DUP MP Jeffrey Donaldson backs new law on definition of victim
- 23 October 2013
- From the section Northern Ireland
A DUP MP has urged that the law should be changed so that terrorists are not given the same status as victims.
Lagan Valley MP Jeffrey Donaldson said it was "an affront to decency" that the law defines terrorists in the same way it defines their victims.
Mr Donaldson told the House of Commons he hoped to change the law regarding the definition of victims with a private member's bill.
The bill is due for a second reading in December.
A similar bill was brought to the Northern Ireland Assembly in 2010 but did not become law.
He told MPs: "You cannot equate the perpetrators of terrorist violence with their innocent victims."
His comments came during a DUP-sponsored debate that was called to discuss the legacy of the Troubles.
Mr Donaldson opened the debate by referring to the 20th anniversary of the Shankill bombing.
He read out the names of those who died during the bombing on Belfast's Shankill Road on 23 October 1993. He said those who died "will never be forgotten".
In referring to the events of 1993 his party colleague, Upper Bann MP David Simpson, told the house that "no-one made Thomas Begley and Sean Kelly plant that bomb".
The DUP motion said that those who engaged or supported acts of terrorism "will not succeed" in rewriting the narrative of this troubled period in Northern Ireland's history.
The motion also praised members of the armed forces, the police and the prison service.
North Down MP Lady Hermon used the occasion to praise the work of the RUC during the Troubles. Tributes were also paid by the Secretary of State Theresa Villiers
Ms Villiers and her Labour shadow Ivan Lewis also clashed over whether the government is doing enough in Northern Ireland.
Ivan Lewis, the new shadow secretary of state, told the Commons that "many people in Northern Ireland think the government is not engaged".
Ms Villiers rejected the assertion and said he had made this allegation before and suggested it simply was not true.
She told MPs that the government was fully engaged with Northern Ireland, the political parties and the Haass talks process.
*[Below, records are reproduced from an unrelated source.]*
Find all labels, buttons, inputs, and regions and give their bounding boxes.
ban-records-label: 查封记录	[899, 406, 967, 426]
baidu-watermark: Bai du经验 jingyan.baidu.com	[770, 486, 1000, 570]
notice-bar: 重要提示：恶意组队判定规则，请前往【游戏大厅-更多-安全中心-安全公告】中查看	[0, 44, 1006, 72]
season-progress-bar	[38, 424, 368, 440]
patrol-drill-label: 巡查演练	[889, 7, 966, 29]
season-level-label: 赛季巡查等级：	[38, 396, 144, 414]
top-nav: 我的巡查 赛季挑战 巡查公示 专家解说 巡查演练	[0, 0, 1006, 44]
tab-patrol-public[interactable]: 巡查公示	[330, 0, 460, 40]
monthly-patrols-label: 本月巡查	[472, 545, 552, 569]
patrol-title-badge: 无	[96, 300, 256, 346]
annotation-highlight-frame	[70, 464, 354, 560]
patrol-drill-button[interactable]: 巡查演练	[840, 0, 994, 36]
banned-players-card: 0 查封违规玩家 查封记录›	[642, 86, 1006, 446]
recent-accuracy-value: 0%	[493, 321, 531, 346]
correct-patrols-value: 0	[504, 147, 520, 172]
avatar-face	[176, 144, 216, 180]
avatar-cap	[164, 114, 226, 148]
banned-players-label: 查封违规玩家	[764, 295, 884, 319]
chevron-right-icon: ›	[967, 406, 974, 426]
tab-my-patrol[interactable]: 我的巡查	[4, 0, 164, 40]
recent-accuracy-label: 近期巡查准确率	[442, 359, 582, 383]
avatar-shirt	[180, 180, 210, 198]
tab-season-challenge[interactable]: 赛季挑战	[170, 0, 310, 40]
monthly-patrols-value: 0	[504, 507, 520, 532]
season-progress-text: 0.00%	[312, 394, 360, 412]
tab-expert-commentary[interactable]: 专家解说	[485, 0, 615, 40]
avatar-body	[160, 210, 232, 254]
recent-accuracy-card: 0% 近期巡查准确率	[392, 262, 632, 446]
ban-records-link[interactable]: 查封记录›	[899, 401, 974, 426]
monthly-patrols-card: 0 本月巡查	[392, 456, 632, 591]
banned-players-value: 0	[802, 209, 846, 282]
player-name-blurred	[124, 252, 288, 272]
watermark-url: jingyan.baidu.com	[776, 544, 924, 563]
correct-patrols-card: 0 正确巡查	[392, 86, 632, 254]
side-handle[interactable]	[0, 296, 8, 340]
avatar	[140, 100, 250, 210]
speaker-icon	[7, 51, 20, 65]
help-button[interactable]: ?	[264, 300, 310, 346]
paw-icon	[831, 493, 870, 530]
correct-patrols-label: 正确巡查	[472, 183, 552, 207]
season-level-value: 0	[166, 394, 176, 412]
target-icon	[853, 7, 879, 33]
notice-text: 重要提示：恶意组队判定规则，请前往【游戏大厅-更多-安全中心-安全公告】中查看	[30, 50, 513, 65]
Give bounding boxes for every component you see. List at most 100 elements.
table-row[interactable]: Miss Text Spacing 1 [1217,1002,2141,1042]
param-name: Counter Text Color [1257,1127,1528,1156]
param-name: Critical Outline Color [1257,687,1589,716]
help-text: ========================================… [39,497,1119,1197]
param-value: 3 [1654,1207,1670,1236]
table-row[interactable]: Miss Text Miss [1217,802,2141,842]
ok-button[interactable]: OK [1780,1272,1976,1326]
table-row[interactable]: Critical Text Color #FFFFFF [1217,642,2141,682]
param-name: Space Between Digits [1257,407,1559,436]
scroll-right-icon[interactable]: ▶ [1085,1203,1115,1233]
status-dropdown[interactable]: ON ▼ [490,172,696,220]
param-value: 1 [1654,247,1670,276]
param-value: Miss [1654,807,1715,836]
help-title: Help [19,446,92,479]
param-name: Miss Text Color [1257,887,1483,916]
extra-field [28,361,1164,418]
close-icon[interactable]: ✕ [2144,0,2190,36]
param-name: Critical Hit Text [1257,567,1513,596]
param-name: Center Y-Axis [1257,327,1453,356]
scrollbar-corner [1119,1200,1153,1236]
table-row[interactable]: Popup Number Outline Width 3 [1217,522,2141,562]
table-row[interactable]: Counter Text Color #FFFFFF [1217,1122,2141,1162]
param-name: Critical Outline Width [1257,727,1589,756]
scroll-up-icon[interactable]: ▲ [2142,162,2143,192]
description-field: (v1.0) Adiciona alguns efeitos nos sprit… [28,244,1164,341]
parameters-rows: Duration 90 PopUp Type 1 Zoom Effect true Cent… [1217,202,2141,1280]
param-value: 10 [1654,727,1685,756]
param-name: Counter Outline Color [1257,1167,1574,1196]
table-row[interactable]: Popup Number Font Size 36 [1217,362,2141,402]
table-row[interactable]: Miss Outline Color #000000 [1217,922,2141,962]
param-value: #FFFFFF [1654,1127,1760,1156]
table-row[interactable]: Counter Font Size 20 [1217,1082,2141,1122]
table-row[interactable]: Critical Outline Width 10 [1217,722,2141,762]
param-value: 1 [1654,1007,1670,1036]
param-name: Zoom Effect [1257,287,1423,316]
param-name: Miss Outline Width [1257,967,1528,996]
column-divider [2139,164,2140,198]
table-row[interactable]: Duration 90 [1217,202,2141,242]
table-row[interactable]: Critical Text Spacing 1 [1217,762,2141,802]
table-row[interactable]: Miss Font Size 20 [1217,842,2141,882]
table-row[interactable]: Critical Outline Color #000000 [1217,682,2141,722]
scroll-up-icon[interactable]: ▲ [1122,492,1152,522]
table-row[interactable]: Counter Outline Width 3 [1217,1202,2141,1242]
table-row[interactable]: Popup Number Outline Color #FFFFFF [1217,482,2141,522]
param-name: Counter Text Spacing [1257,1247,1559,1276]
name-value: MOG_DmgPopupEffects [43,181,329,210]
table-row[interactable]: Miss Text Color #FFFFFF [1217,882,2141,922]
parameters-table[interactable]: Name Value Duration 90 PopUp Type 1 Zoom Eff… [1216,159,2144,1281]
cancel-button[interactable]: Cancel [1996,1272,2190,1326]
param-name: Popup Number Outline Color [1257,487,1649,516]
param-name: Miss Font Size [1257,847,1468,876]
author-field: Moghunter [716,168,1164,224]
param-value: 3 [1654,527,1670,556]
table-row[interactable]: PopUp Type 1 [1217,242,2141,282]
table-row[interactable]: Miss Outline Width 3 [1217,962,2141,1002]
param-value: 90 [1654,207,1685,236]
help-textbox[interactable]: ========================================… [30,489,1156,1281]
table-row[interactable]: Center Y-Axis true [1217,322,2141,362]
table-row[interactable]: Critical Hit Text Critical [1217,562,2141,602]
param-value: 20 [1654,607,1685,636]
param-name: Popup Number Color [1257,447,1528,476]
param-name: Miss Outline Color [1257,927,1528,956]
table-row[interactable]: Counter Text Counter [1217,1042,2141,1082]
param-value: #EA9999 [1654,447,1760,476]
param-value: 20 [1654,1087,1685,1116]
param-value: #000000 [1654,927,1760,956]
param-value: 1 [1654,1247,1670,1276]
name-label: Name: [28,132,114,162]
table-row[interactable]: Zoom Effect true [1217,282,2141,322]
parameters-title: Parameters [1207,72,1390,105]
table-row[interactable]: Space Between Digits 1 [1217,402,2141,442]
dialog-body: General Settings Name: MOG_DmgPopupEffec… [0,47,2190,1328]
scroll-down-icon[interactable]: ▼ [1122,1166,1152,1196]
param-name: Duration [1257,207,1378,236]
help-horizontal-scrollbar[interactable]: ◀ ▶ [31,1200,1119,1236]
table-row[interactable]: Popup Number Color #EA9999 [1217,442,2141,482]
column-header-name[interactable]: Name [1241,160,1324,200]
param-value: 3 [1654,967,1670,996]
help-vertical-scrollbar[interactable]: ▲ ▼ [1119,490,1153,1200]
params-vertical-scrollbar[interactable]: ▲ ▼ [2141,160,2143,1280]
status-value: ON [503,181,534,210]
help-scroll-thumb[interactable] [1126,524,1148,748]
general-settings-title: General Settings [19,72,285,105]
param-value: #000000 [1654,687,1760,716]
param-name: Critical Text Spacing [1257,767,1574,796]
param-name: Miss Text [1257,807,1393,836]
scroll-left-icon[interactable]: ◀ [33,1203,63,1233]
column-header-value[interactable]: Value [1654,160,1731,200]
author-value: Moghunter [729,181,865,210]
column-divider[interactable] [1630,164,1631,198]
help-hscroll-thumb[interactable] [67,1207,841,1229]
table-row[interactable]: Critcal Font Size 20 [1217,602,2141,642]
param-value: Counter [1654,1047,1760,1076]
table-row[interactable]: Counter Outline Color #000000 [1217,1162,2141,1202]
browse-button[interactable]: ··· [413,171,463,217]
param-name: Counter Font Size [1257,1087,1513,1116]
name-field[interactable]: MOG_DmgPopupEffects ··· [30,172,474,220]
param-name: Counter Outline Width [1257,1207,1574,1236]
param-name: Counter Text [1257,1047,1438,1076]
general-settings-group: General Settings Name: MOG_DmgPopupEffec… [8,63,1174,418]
She said the recent G8 summit and the investment conference in Belfast were examples of how much the government was involved in Northern Ireland.
Mr Lewis's remarks came just days after he warned that the government was "being complacent on Northern Ireland".
This DUP motion was timely and comes as the former US envoy Richard Haass is trying to find political consensus on the past, flags and parading.
South Belfast MP Alasdair McDonnell said the failure "to grasp these issues has cost us dear". The SDLP leader said an agreement among the parties "would inspire hope and create ambition".
Mr Lewis said the Haaas discussions "can not be allowed to fail".